Change-minded administrators’ work potentially just got harder with the election of Trump–  their message that citizens, defendants, probationers and prisoners need to be treated with dignity, that offenders deserve second chances, and that harsh prisons are counterproductive are already at odds with how many officers have been operating and thinking for decades. Officers for whom the election of a law and order, pro-police President is reassuring.

Indeed, those that protect us at home need to be supported and trained adequately. But a president who says racially discriminatory and unconstitutional policing is acceptable, who implies certain groups are predisposed to criminal behavior, vows to expand mandatory minimum sentences for people who re-enter the country illegally, and appoints a drug warrior as attorney general will only reinforce the punitive culture of our criminal justice institutions.

Policy reforms already in-progress at state and local levels are without a doubt incredibly important, and may bring cultural change. States efforts to scale back use of solitary confinement, for example, sends a message that caging someone 24 hours a day is inhumane. But unless we shift the wider culture of our criminal justice institutions, solitary confinement may simply be replaced with another dehumanizing practice.

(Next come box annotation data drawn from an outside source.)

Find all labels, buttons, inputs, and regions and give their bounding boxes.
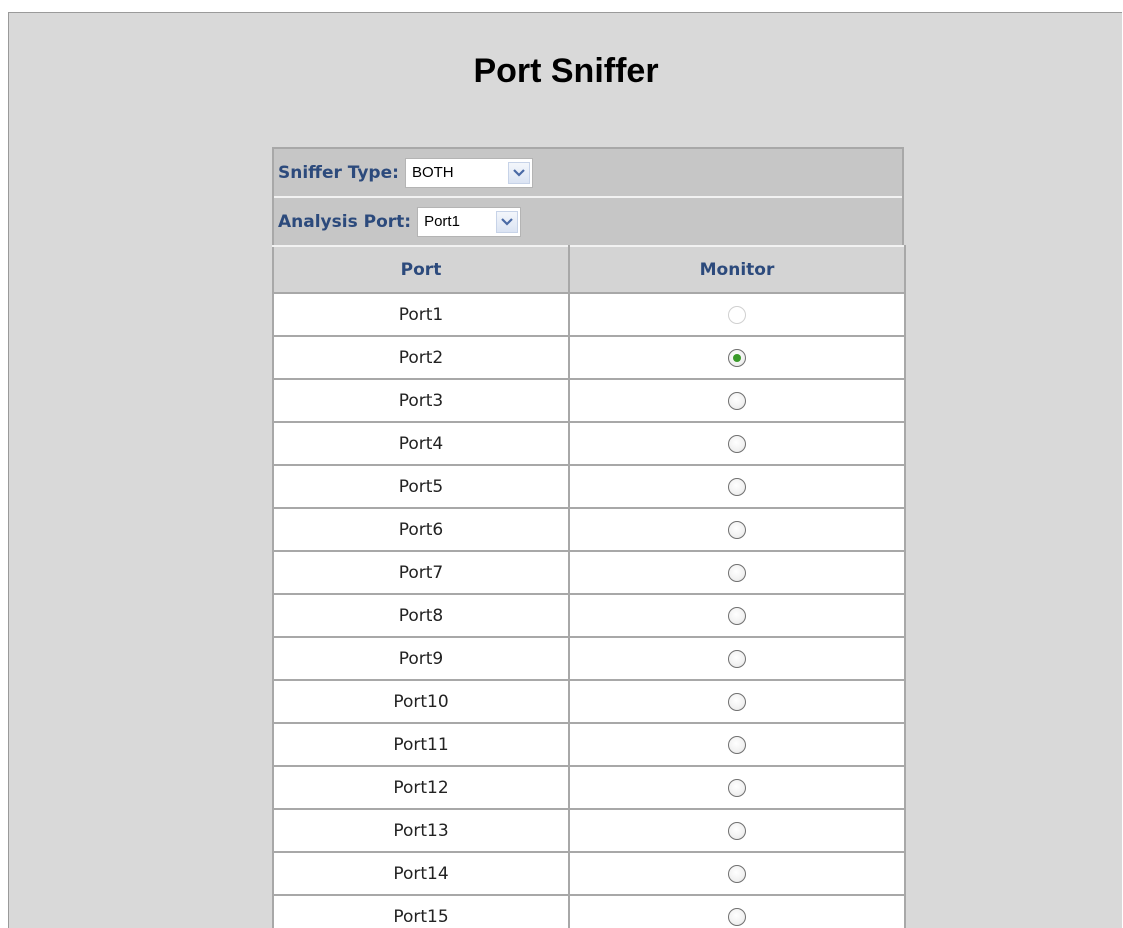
- analysis-port-label: Analysis Port:: [278, 211, 412, 232]
- monitor-radio[interactable]: [728, 477, 746, 496]
- monitor-cell: [568, 679, 906, 724]
- chevron-down-icon[interactable]: [496, 210, 519, 233]
- column-header-port: Port: [272, 245, 570, 294]
- port-name-cell: Port14: [272, 851, 570, 896]
- monitor-radio[interactable]: [728, 520, 746, 539]
- monitor-radio[interactable]: [728, 606, 746, 625]
- monitor-cell: [568, 421, 906, 466]
- monitor-radio[interactable]: [728, 735, 746, 754]
- column-header-monitor: Monitor: [568, 245, 906, 294]
- table-row: Port5: [272, 464, 906, 509]
- table-row: Port14: [272, 851, 906, 896]
- table-row: Port7: [272, 550, 906, 595]
- sniffer-type-select[interactable]: BOTH: [404, 157, 533, 188]
- monitor-radio[interactable]: [728, 864, 746, 883]
- analysis-port-value: Port1: [424, 213, 460, 230]
- table-row: Port1: [272, 292, 906, 337]
- port-name-cell: Port1: [272, 292, 570, 337]
- monitor-cell: [568, 550, 906, 595]
- analysis-port-select[interactable]: Port1: [417, 206, 522, 237]
- monitor-radio[interactable]: [728, 563, 746, 582]
- port-name-cell: Port7: [272, 550, 570, 595]
- monitor-radio[interactable]: [728, 434, 746, 453]
- port-name-cell: Port13: [272, 808, 570, 853]
- monitor-cell: [568, 894, 906, 928]
- port-name-cell: Port11: [272, 722, 570, 767]
- monitor-cell: [568, 464, 906, 509]
- port-name-cell: Port8: [272, 593, 570, 638]
- port-name-cell: Port9: [272, 636, 570, 681]
- sniffer-type-label: Sniffer Type:: [278, 162, 399, 183]
- monitor-radio[interactable]: [728, 821, 746, 840]
- monitor-cell: [568, 808, 906, 853]
- table-row: Port11: [272, 722, 906, 767]
- analysis-port-row: Analysis Port: Port1: [274, 198, 902, 247]
- monitor-cell: [568, 765, 906, 810]
- port-name-cell: Port10: [272, 679, 570, 724]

While criminal justice reform advocates may be inclined to quietly work toward change in their own jurisdictions and ignore the noise of the Trump administration, to counteract his messages, criminal justice reform advocates must create strong counter-narratives and messaging that stress ineffectiveness of current policies, the human right to dignity, and parsimony. Further, we must support investigative reporting and social science research that follows the process of criminal justice reform in order to document what works to change culture in the places where it matters the most.

Heather Schoenfeld, Ph.D., is an Assistant Professor of Legal Studies and Education and Social Policy at Northwestern University and a Public Voices Fellow.


The views expressed by authors are their own and not the views of The Hill.